Let us consider $\Omega^*(M)\otimes \mathbb C$ with the following scalar product:
$$\langle\omega,\eta\rangle := \int_M \omega \wedge *\eta$$
This is a pre-Hilbert space and from the definition $d^*$ is the adjoint of $d$. Since $\Delta = d^\mathstrut d^* + d^*d^\mathstrut=(d^\mathstrut+d^*)^2$, if $(d^\mathstrut + d^*)\omega \neq 0$ then from $$\langle \omega, \Delta \omega \rangle =\langle (d^\mathstrut + d^*) \omega, (d^\mathstrut + d^*)\omega\rangle =\|(d^\mathstrut + d^*)\omega\|^2$$
you get that $\Delta \omega$ also is not zero and $\ker(\Delta)=\ker(d^\mathstrut+d^*)$. Now suppose $\omega \notin \ker(d)$:
$$\langle d\omega , (d^\mathstrut + d^*) \omega \rangle = \langle d \omega, d\omega \rangle + \langle d^2 \omega, \omega \rangle = \|d\omega\|^2$$
And we get $\omega \not\in \ker(\Delta)$. Doing the same with $\ker(d^*)$ you get $\ker(\Delta)\subset\ker(d)\cap\ker(d^*)$. This means that the inclusion defined above is well defined.
On the other hand if $\omega \in \ker(d)\cap\ker(d^*)$ cleary $(d^\mathstrut + d^*)\omega=0$. So a form is harmonic if and only if it lies in the joint kernel of $d$ and $d^*$.
Write $\ker(d)=\text{im}(d)\oplus\text{im}(d)^\perp$, where $\text{im}(d)^\perp$ is the subspace of $\ker(d)$ (not $\Omega^*$) that is orthogonal to $\text{im}(d)$.
If $\omega$ is harmonic then $\omega \in \ker(d^*)$ and $\langle d \eta, \omega \rangle=\langle \eta, d^*\omega \rangle=0$ and $\omega$ lies in $\text{im}(d)^\perp$. On the other hand if $\omega \in \text{im}(d)^\perp$ then $0=\langle d^\mathstrut d^*\omega, \omega \rangle = \langle d^* \omega, d^* \omega\rangle$ and $\omega$ lies in $\ker(d^*)$.
This implies that the space of harmonic forms is equal to $\text{im}(d)^\perp$, which implies the theorem above.
My problem is that this is a very elementary proof, it uses only that $\langle,\rangle$ is positive definite, completeness of the vector space is not needed.
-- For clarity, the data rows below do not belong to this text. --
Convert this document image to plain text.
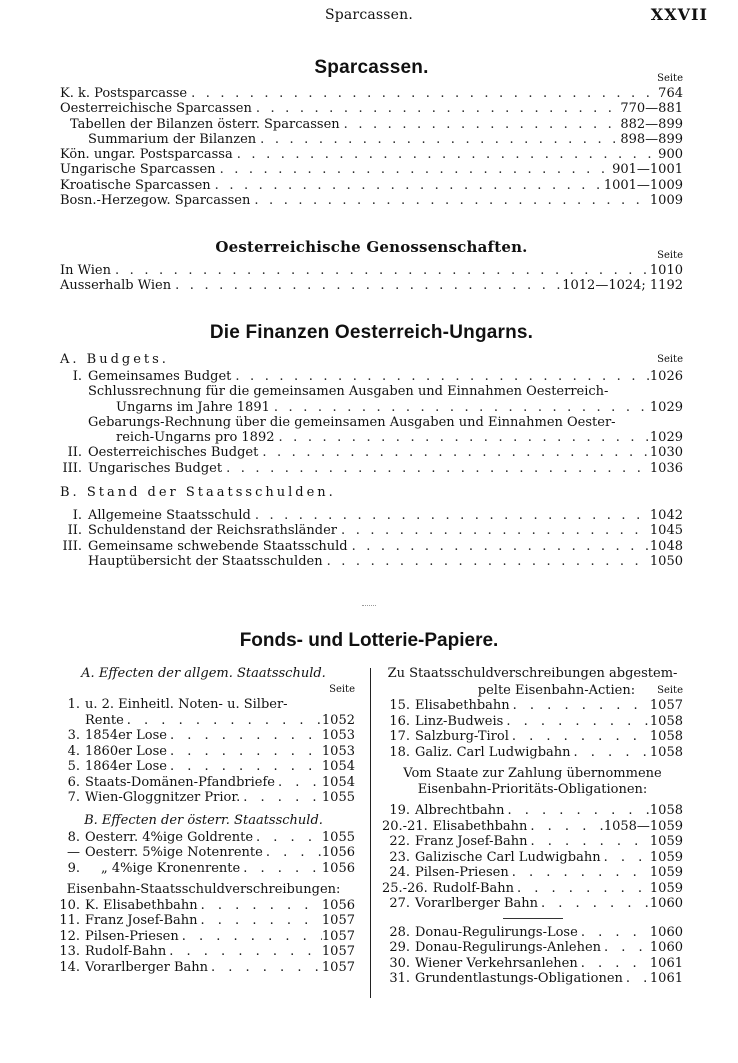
Sparcassen.	XXVII
Sparcassen.
Seite
K. k. Postsparcasse . . .	764
Oesterreichische Sparcassen . . .	770—881
Tabellen der Bilanzen österr. Sparcassen . . .	882—899
Summarium der Bilanzen . . .	898—899
Kön. ungar. Postsparcassa . . .	900
Ungarische Sparcassen . . .	901—1001
Kroatische Sparcassen . . .	1001—1009
Bosn.-Herzegow. Sparcassen . . .	1009
Oesterreichische Genossenschaften.	Seite
In Wien . . .	1010
Ausserhalb Wien . . .	1012—1024; 1192
Die Finanzen Oesterreich-Ungarns.
A. Budgets.	Seite
I. Gemeinsames Budget . . .	1026
Schlussrechnung für die gemeinsamen Ausgaben und Einnahmen Oesterreich-
Ungarns im Jahre 1891 . . .	1029
Gebarungs-Rechnung über die gemeinsamen Ausgaben und Einnahmen Oester-
reich-Ungarns pro 1892 . . .	1029
II. Oesterreichisches Budget . . .	1030
III. Ungarisches Budget . . .	1036
B. Stand der Staatsschulden.
I. Allgemeine Staatsschuld . . .	1042
II. Schuldenstand der Reichsrathsländer . . .	1045
III. Gemeinsame schwebende Staatsschuld . . .	1048
Hauptübersicht der Staatsschulden . . .	1050
Fonds- und Lotterie-Papiere.
A. Effecten der allgem. Staatsschuld.
Seite
1. u. 2. Einheitl. Noten- u. Silber-
Rente . . .	1052
3. 1854er Lose . . .	1053
4. 1860er Lose . . .	1053
5. 1864er Lose . . .	1054
6. Staats-Domänen-Pfandbriefe . . .	1054
7. Wien-Gloggnitzer Prior. . . .	1055
B. Effecten der österr. Staatsschuld.
8. Oesterr. 4%ige Goldrente . . .	1055
— Oesterr. 5%ige Notenrente . . .	1056
9.	„ 4%ige Kronenrente . . .	1056
Eisenbahn-Staatsschuldverschreibungen:
10. K. Elisabethbahn . . .	1056
11. Franz Josef-Bahn . . .	1057
12. Pilsen-Priesen . . .	1057
13. Rudolf-Bahn . . .	1057
14. Vorarlberger Bahn . . .	1057
Zu Staatsschuldverschreibungen abgestem-
pelte Eisenbahn-Actien: Seite
15. Elisabethbahn . . .	1057
16. Linz-Budweis . . .	1058
17. Salzburg-Tirol . . .	1058
18. Galiz. Carl Ludwigbahn . . .	1058
Vom Staate zur Zahlung übernommene
Eisenbahn-Prioritäts-Obligationen:
19. Albrechtbahn . . .	1058
20.-21. Elisabethbahn . . .	1058—1059
22. Franz Josef-Bahn . . .	1059
23. Galizische Carl Ludwigbahn . . .	1059
24. Pilsen-Priesen . . .	1059
25.-26. Rudolf-Bahn . . .	1059
27. Vorarlberger Bahn . . .	1060
28. Donau-Regulirungs-Lose . . .	1060
29. Donau-Regulirungs-Anlehen . . .	1060
30. Wiener Verkehrsanlehen . . .	1061
31. Grundentlastungs-Obligationen . . . 1061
Yet in most discussions one sees constant reference to the fact that Hodge theorem is non-trivial and uses involved results about the theory of elliptic operators, but this was not used in this derivation.
Is there an error in the derivation or a missed subtlety? Or does this part of the Hodge theorem (which to me seems the more interesting part) indeed just follow from elementary considerations?
As Daniel Fischer pointed out in the comments, the gap in your proof is the claim that $\operatorname{ker}(d) = \operatorname{im}(d) \oplus \operatorname{im}(d)^\perp$. But it should be noted that simply working in a complete space is not enough to justify this claim; it's necessary to prove that $\operatorname{im}(d)$ is closed. All of the operators $\Delta$, $d$, and $d^*$ are unbounded with respect to the $L^2$ norm, and it's perfectly possible for such an operator to have non-closed image.
The real work in proving the Hodge theorem is proving that $\Delta$ is a Fredholm operator on the $L^2$ completion of $\Omega^*(M)$ (i.e., it has finite-dimensional kernel and closed image). From this it follows rather easily that both $d$ and $d^*$ have closed image, from which you can conclude that $\operatorname{ker}(d) = \operatorname{im}(d) \oplus \operatorname{im}(d)^\perp$. Then you can use elliptic regularity (i.e., if $\Delta \omega$ is smooth, then so is $\omega$) to transfer these results back to $\Omega^*(M)$.